I’ve reached a point, this semester, where I’m burning too much of the candle. Seven classes, three private lessons, eighteen hours of practice, plus job position as a TA. It’s a lot. Not too much, but a lot. It’s bad enough by itself, but life has a funny way of throwing emotional jabs, adding to the weight. It gets to a point where all I can cry is “Lord, slow me down!”
A slower pace. I think we all can use it.
Sometimes we go too fast. Sometimes I go too fast. When we run, indeed, we get a lot of work done, but we miss out in the life around us. I remember a couple weeks ago, I was super stressed. I had to attend this concert—which would eat a huge chunk out of my time to do sleep and practice—and I had to perform one of my pieces at a friend’s junior recital (problem being, we hadn’t done a full rehearsal since the prior semester and our last performance of the piece was terrible). There was more whip cream on top of the situation—it just evades me at the moment.
Point being, I was stressed.
That friday, I was getting blows from the left and right constantly. I remember walking to the music building stressed and pissed, and my friend Mark Freed commented how lovely the sunset was. My response wasn’t a joyous or sympathetic one. Rather, it was a self-centered and problematic one. “I wish I had time to enjoy it.”
I wish I had time to enjoy it. By saying that, I am recognizing that there is beauty and goodness in the sunset. In the same sentence, I am claiming that I do not have time to look and accept the goodness.
I find it a fallacy to say that one does not have time to accept goodness.
God’s beauty is all around us. His creation isn’t just for aesthetics. While sunsets may be beautiful and landscapes may be breathtaking, there’s more to creation than just visual pleasure. Just as the rainbow was a promise to Noah, God’s creation is a promise to us. A promise that not only is God bigger than our troubled hearts, but that He is with us in our troubled times. A promise that all will be made well.

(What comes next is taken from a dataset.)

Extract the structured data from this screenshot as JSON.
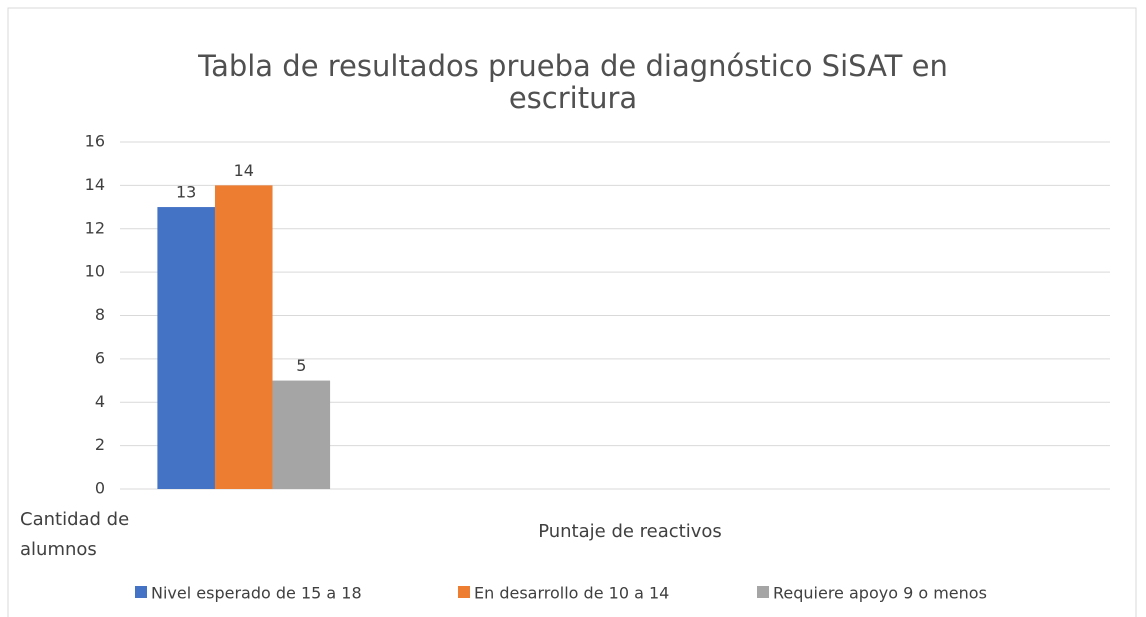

But how can we see the sunset fade in the horizon if we try to speed our lives too fast? I’m not saying to stop all our works and focus on nature. Not at all. I still go to Loma and still am taking many classes and still need to accomplish the goals my professors set before me. But if we could just stop. Stop and pause to see the bigger picture. To see that our struggles and worries are part of something bigger that we can’t control on our own mere strength, then maybe our burden wouldn’t be as heavy as we make it out to be. Maybe.
While my thoughts are rarely profound, I do hope to keep writing throughout the school year.